PART IV — THE LEDGEREvery strategy, by the numbers
FIG. 2 — Final and maximum values are daily closes, marked at the bid. Fees are commissions only, at 2021 TD Direct rates. “As I traded” shows the median of 51 randomized runs.
PART V½ — THE BLOTTEREvery trade, named
Backtests earn trust by being auditable, so here is every position each strategy took — the exact contract, expiry and strike, when it was entered and exited, at what price, and why it closed. Filter by strategy; the strikes vary trade to trade because each rule set picks its own rung on the chain.
TRADE BLOTTER — exact contract, entry, exit
PART V — ENTRY vs EXITWhich half of the behavior mattered
The two hybrid strategies exist to answer the question the 2021 post-mortem kept circling: was the damage done at the entry or at the exit? Crossbreed the machines and the answer falls out.

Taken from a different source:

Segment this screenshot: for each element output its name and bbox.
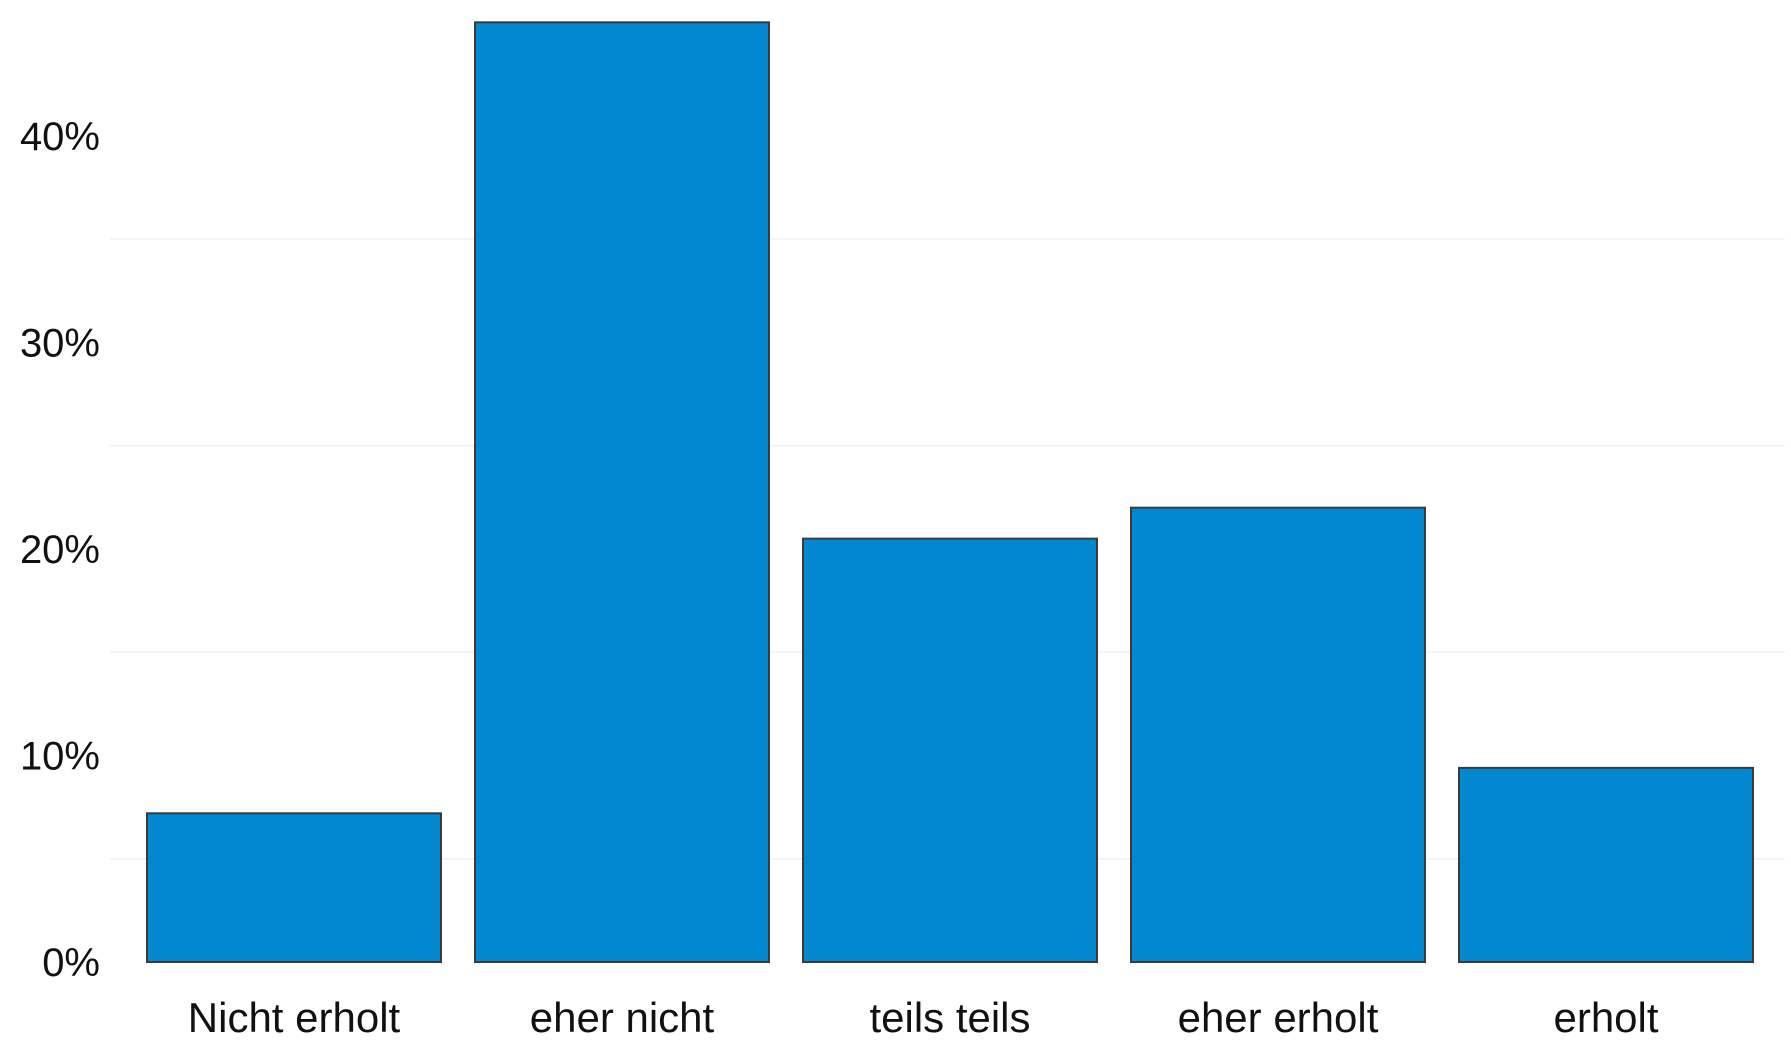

THE FOUR CROSSES: FINAL VALUE OF $20,000
same tape, entries × exits · log scale
PART VI — THE HONEST PARTWhat this does and doesn’t prove
Every backtest is a flattering mirror, and this one has specific distortions you should know about before letting any number above rearrange your convictions:
The strategies were built in hindsight. The rules are mechanical and were frozen before this backtest ran, but they were distilled from a post-mortem of my own 2021 trades — which means “best self” is, unavoidably, curve-fit to a different market’s lessons. The honest claim is not “this strategy works.” It’s “this is what my documented good habits would have done on this specific tape.”

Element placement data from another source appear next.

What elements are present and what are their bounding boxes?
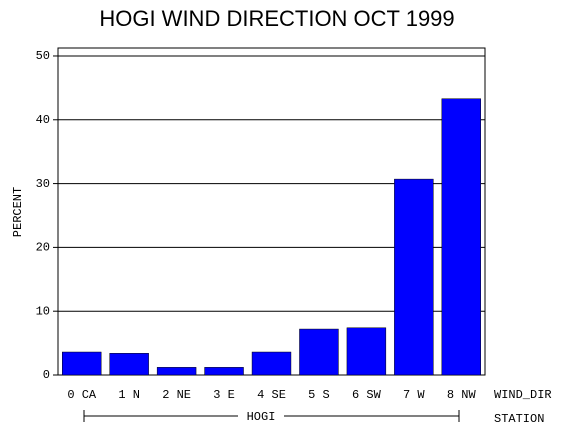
chart-title: HOGI WIND DIRECTION OCT 1999 xyxy=(99,6,454,31)
bar xyxy=(251,351,292,376)
bar xyxy=(109,353,149,376)
x-tick-label: 1 N xyxy=(118,388,140,402)
y-tick-label: 30 xyxy=(36,177,50,191)
bar xyxy=(299,328,339,376)
x-tick-label: 2 NE xyxy=(162,388,191,402)
bar xyxy=(394,178,434,376)
bar xyxy=(346,327,387,376)
y-tick-label: 10 xyxy=(36,304,50,318)
x-tick-label: 6 SW xyxy=(352,388,382,402)
x-tick-label: 4 SE xyxy=(257,388,286,402)
y-tick-label: 0 xyxy=(43,368,50,382)
bar xyxy=(441,98,481,376)
bar xyxy=(204,367,244,376)
x-axis-label: WIND_DIR xyxy=(494,388,552,402)
y-tick-label: 50 xyxy=(36,49,50,63)
y-tick-label: 20 xyxy=(36,241,50,255)
x-tick-label: 8 NW xyxy=(447,388,477,402)
group-axis-label: STATION xyxy=(494,412,544,426)
x-tick-label: 5 S xyxy=(308,388,330,402)
bar xyxy=(62,351,102,376)
group-label: HOGI xyxy=(247,410,276,424)
x-tick-label: 7 W xyxy=(403,388,425,402)
bar xyxy=(156,367,197,376)
y-tick-label: 40 xyxy=(36,113,50,127)
x-tick-label: 3 E xyxy=(213,388,235,402)
x-tick-label: 0 CA xyxy=(67,388,97,402)
y-axis-label: PERCENT xyxy=(11,187,25,237)
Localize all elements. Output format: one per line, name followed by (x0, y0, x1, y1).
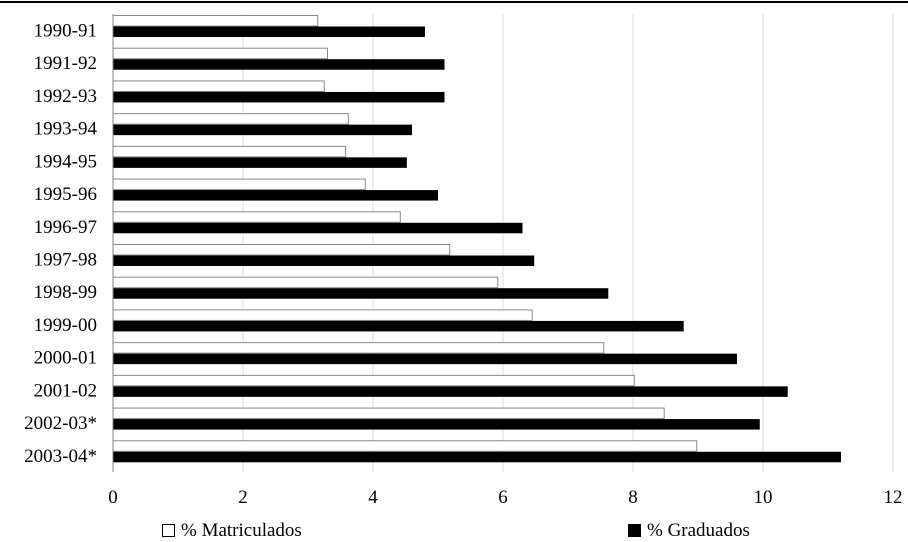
bar-matriculados (112, 15, 319, 27)
gridlines (242, 14, 894, 472)
bar-graduados (113, 26, 425, 37)
category-label: 1990-91 (34, 21, 97, 42)
bar-graduados (113, 288, 609, 299)
x-tick-label: 12 (884, 487, 903, 508)
legend-swatch-matriculados (162, 523, 175, 537)
legend-graduados: % Graduados (628, 520, 750, 542)
category-label: 1999-00 (34, 315, 97, 336)
bar-matriculados (112, 407, 665, 420)
category-label: 2002-03* (24, 413, 97, 434)
bar-matriculados (112, 145, 347, 158)
bar-matriculados (112, 244, 451, 256)
category-label: 1992-93 (34, 86, 97, 107)
legend-label-matriculados: % Matriculados (181, 520, 302, 541)
legend-label-graduados: % Graduados (647, 520, 750, 541)
bar-graduados (113, 59, 445, 70)
bar-graduados (113, 190, 438, 201)
bar-graduados (113, 91, 445, 103)
bar-matriculados (112, 113, 349, 125)
bar-matriculados (112, 309, 533, 321)
x-tick-label: 10 (754, 487, 773, 508)
bar-matriculados (112, 80, 325, 92)
bar-graduados (113, 419, 760, 430)
bar-graduados (113, 451, 841, 463)
bar-matriculados (112, 440, 698, 452)
x-tick-label: 0 (108, 487, 118, 508)
category-label: 2001-02 (34, 380, 97, 401)
bar-graduados (113, 386, 788, 397)
bar-graduados (113, 124, 412, 136)
legend-swatch-graduados (628, 523, 641, 537)
category-labels: 1990-91 1991-92 1992-93 1993-94 1994-95 1995-… (24, 21, 97, 467)
bar-graduados (113, 255, 535, 266)
bar-matriculados (112, 47, 328, 60)
category-label: 1993-94 (34, 119, 98, 140)
x-tick-label: 6 (498, 487, 508, 508)
x-tick-label: 4 (368, 487, 378, 508)
bar-graduados (113, 320, 684, 332)
bar-graduados (113, 222, 523, 234)
bar-matriculados (112, 342, 605, 354)
x-tick-labels: 0 2 4 6 8 10 12 (108, 487, 902, 508)
bar-graduados (113, 157, 407, 168)
category-label: 2000-01 (34, 348, 97, 369)
category-label: 1994-95 (34, 151, 97, 172)
category-label: 1997-98 (34, 250, 97, 271)
bars (112, 15, 841, 463)
x-tick-label: 8 (628, 487, 638, 508)
bar-matriculados (112, 276, 499, 289)
category-label: 1991-92 (34, 53, 97, 74)
x-tick-label: 2 (238, 487, 248, 508)
legend-matriculados: % Matriculados (162, 520, 302, 542)
bar-matriculados (112, 178, 366, 191)
bar-matriculados (112, 374, 635, 387)
category-label: 2003-04* (24, 446, 97, 467)
bar-graduados (113, 353, 737, 365)
bar-matriculados (112, 211, 401, 223)
category-label: 1998-99 (34, 282, 97, 303)
category-label: 1995-96 (34, 184, 97, 205)
category-label: 1996-97 (34, 217, 97, 238)
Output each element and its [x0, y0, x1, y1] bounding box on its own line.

One stock, one regime, one of the great single-name runs of the decade. MU went up 11× in eighteen months. Nearly any long-calls process looks brilliant on that tape, and every one of them dies on the tape where MU goes to $40 instead. This is a study of behavior spread — the gap between versions of me on identical fuel — not of expected returns. The right benchmark for humility is sitting in the table above: the stock, bought once and never touched.
The fills are hypothetical and polite. I cross the full spread (buy at ask, sell at bid) and pay 2021 commissions, which is honest. But quotes are hourly snapshots — real fills happen between them, better and worse; there is no slippage model beyond the spread; and as the option accounts compound into six and seven figures, they’re quietly assuming size that weekly MU options would not always have absorbed without moving. Past a few hundred contracts, these curves describe physics with the friction turned off.

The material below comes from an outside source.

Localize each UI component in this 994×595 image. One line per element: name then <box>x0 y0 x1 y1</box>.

The randomized trader is a distribution, not a line. “As I traded” makes random choices with the 2021 ledger’s frequencies, so I ran it 51 times and plotted the median run; the full range is in the table. The others are deterministic: same tape in, same trades out, every time.
No taxes, no FX, no margin, no early assignment. All longs, cash-secured, and every position is closed or expires; the 2021 account’s punitive currency-conversion fees are left out of both sides.